Extracellular purines action on glomerular albumin permeability in isolated rat glomeruli; insights into pathogenesis of albuminuria
Published online on April 13, 2016
Abstract
Purinoceptors (ARs and P2Rs) are expressed on the cellular components of the glomerular filtration barrier and their activation may affect glomerular permeability to albumin, which may ultimately lead to albuminuria, a well-established risk factor for progression of chronic kidney disease and the development of cardiovascular diseases. We have investigated mechanisms underlying the in vitro and in vivo purinergic action on glomerular filter permeability to albumin, measuring convectional albumin permeability (Palb) in a single isolated rat glomerulus based on the video-microscopy method. Primary cultured rat podocytes were used for analysis of albumin permeability, cGMP accumulation, PKG Iα dimerization and immunofluorescence.
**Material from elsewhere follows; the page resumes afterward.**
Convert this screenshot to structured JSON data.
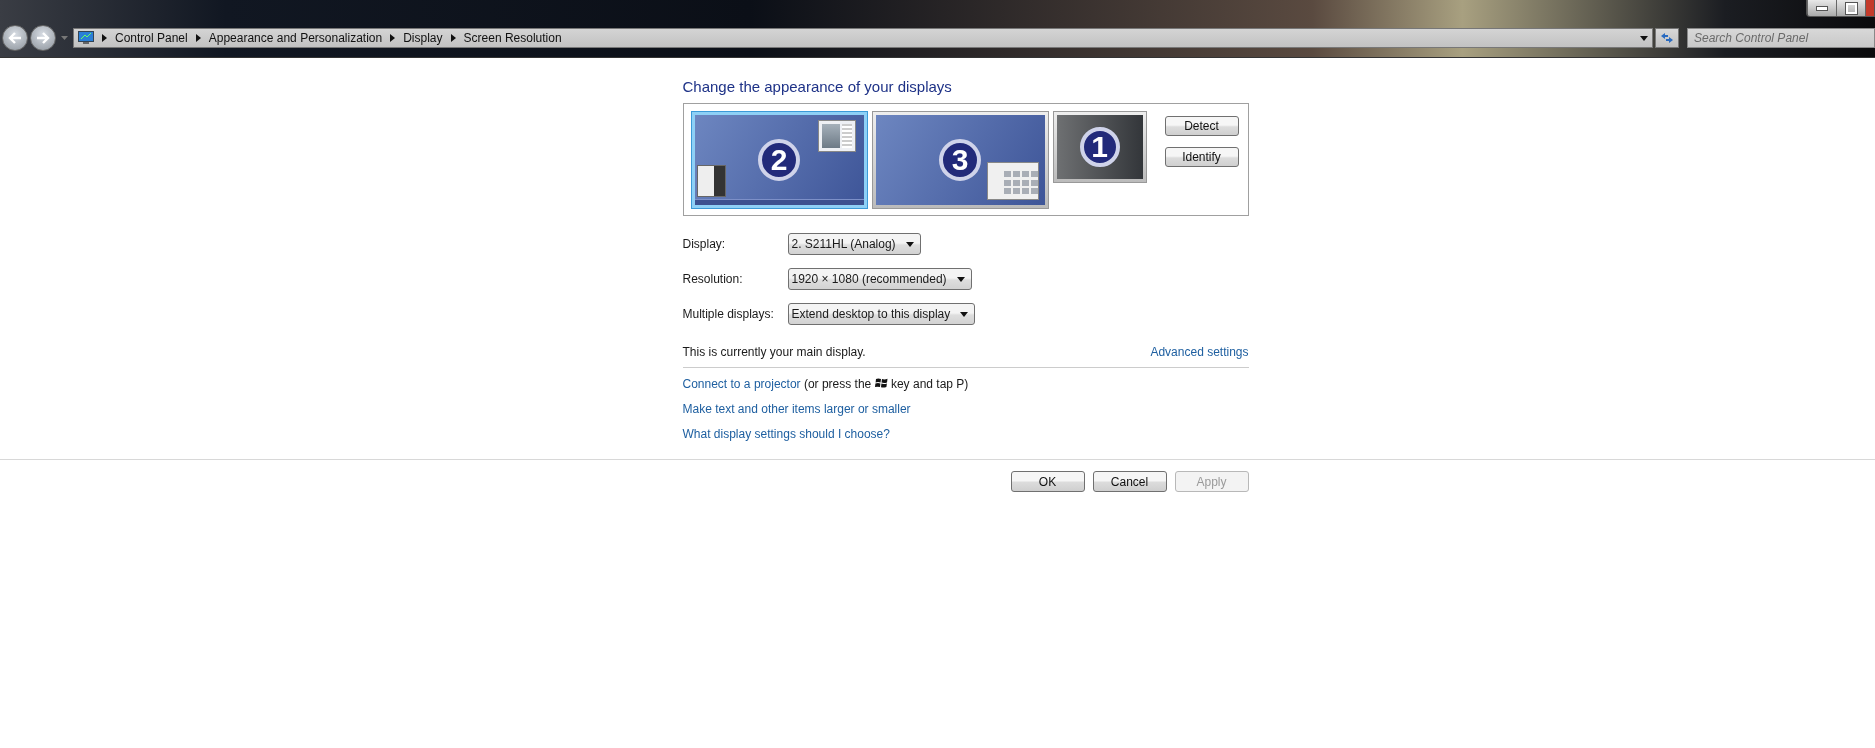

In vitro, natural nucleotides (ATP, ADP, UTP, UDP) and non-metabolized ATP analogues (2-meSATP, ATP--S) increased Palb in a time- and concentration-dependent manner. The effects were dependent on P2Rs activation, nitric oxide synthase and cytoplasmic guanylate cyclase. ATP analogues significantly increased the permeability to albumin, cGMP accumulation and sub-cortical actin reorganization in a PKG-dependent but non dimmer-mediated route in cultured podocytes. In vivo, 2-meSATP and ATP--S increased Palb but did not significantly affect urinary albumin excretion. Both agonists enhanced the clathrin-mediated endocytosis of albumin in podocytes. A product of adenine nucleotides hydrolysis, adenosine, increased the permeability of the glomerular barrier via ARs in a dependent and independent manner. Our results suggest that the extracellular nucleotides that stimulate an increase of glomerular permeability to albumin involve nitric oxide synthase and cytoplasmic guanylate cyclase with actin reorganization in podocytes.